By by Martin Rubin San Francisco Chronicle

Acclaimed travel writer Pico Iyer examines his lifelong obsession with British author Graham Greene in his new memoir "The Man Within My Head." It’s always interesting when an author wants to tell you about the writer who holds a special place in his imagination. And when it’s Pico Iyer taking you deep inside his head and heart to explain his obsession with Graham Greene, you can be sure that you’re in for a fascinating and also a very worthwhile experience.

Anyone who has thought so much about a man and his works for that many decades is bound to come up with something of value, and Iyer, as anyone who has read his books will know, may be counted on to use his unusual sensibility and sensitivity to people and their place to deliver some unique insights.
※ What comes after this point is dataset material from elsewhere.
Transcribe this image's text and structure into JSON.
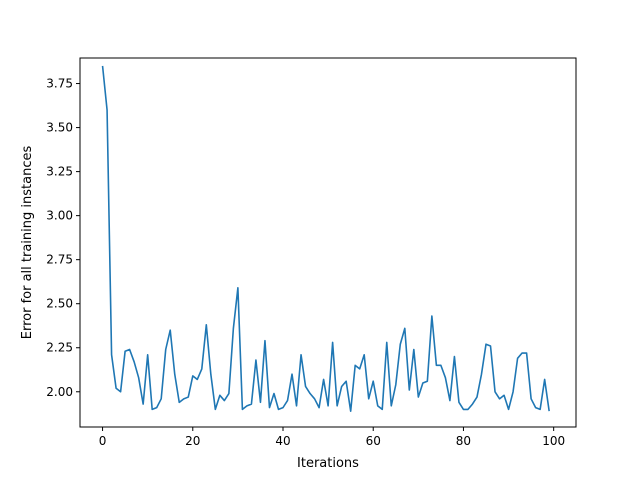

As befits its title, "The Man Within My Head" is a profoundly personal book. There’s no doubt that the eponymous man is Greene, but then there is Iyer’s philosopher father, who might lay at least some claim. Yet what really makes it personal is the extent to which Iyer — a writer in his way as enigmatic as Greene and perhaps, before this book, at any rate, even shyer about self-revelation — exposes himself as never before. Often this is to compare and contrast himself with Greene, but not always. And the result is an incomparable look behind the veils and the curtains that have hidden Iyer, the peripatetic observer, as he surveys the world in his travels.